Ontem percebi que por detrás de todo o meu aparato de vivências e ambições há um homem de simples prazeres, um alguém quase sem nome que apenas quer beber tranquilamente sua cerveja de domingo ao lado de amigos razoáveis, não atrasar as contas pequenas porque, afinal, se nós devemos, nós devemos pagar, é vergonhoso dever e não pagar, não ir a algum lugar porque se deve lá, um trabalho que não somente canse fisicamente e que seja útil aos que estão ao meu redor, um bom lugar para estudar e seguir me arrebatando diante do desconhecido, uma companheira tranquila para participar da minha vida em toda a sua monotonia cotidiana – não deixe de me ver jogar a decisão do campeonato, meu futuro amor, não falte onde mais me falta, divida sua escuridão comigo, mas não para ficarmos lá.
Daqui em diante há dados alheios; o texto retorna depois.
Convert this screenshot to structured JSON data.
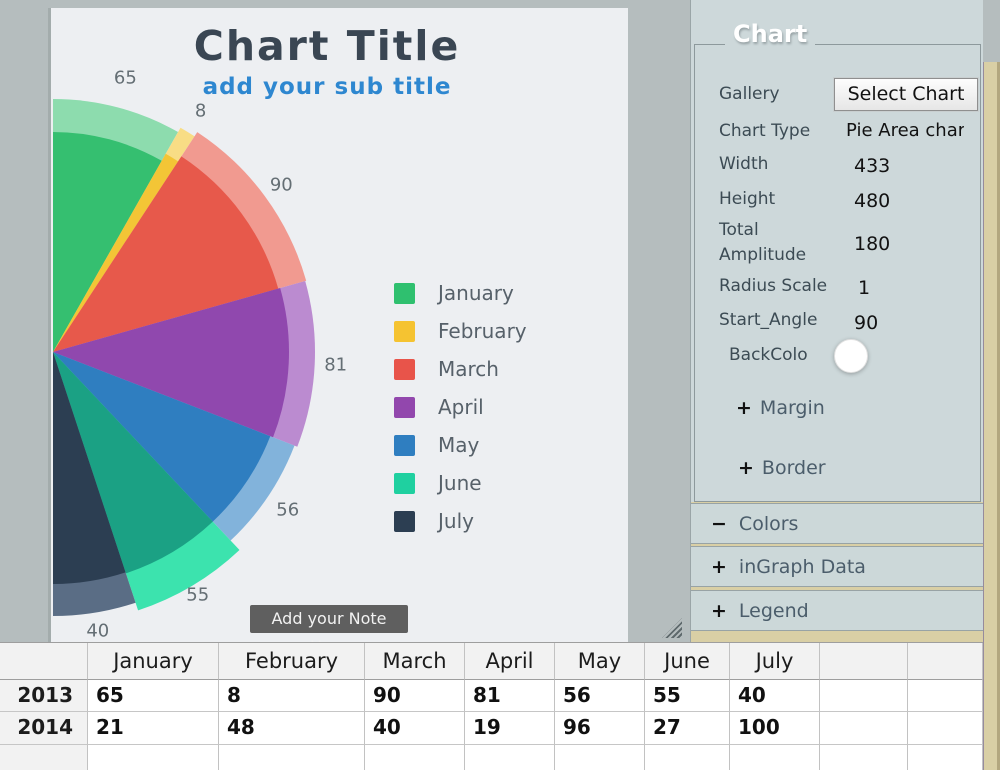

Este mundo tem lá suas cores e delícias, sabe? Prometo que domesticarei meus demônios. Nós juntaremos o que temos de bom e nos preencheremos. Um certo alguém que me traga para dentro de sua vida e não me destrua.

Entretanto, por detrás de um homem de simples prazeres há um jornalista cético, há a vida em sua diversidade angulosa. Porque viver também é o exercício de apertar o torniquete no pescoço, é responsabilidade por quem se deixa entrar em sua vida, é a certeza de que os bons momentos durarão pouco e de que nossos anseios não têm limites. A constatação que, de fato, não conhecemos o que se passa no poço do outro, que pode chegar uma sexta-feira qualquer e se decidir que é hora de tudo acabar. A vida é acordar cedo querendo dormir mais, é amar quem não quer amar e ser amado, é abdicar da própria individualidade e se flagelar, é assumir a culpa e passar recibo ao próximo que virá na vida da pessoa amada.

[Ainda assim, estamos vivos e hoje comecei a ler Memórias, de Humberto de Campos, que começa assim: Escrevo a história da minha vida não porque se trate de mim; mas porque ela constitui uma lição de coragem aos tímidos, de audácia aos pobres, de esperança aos desenganados. Sou um sujeito invariavelmente esperançoso. Afinal, estou vivo, não morto.]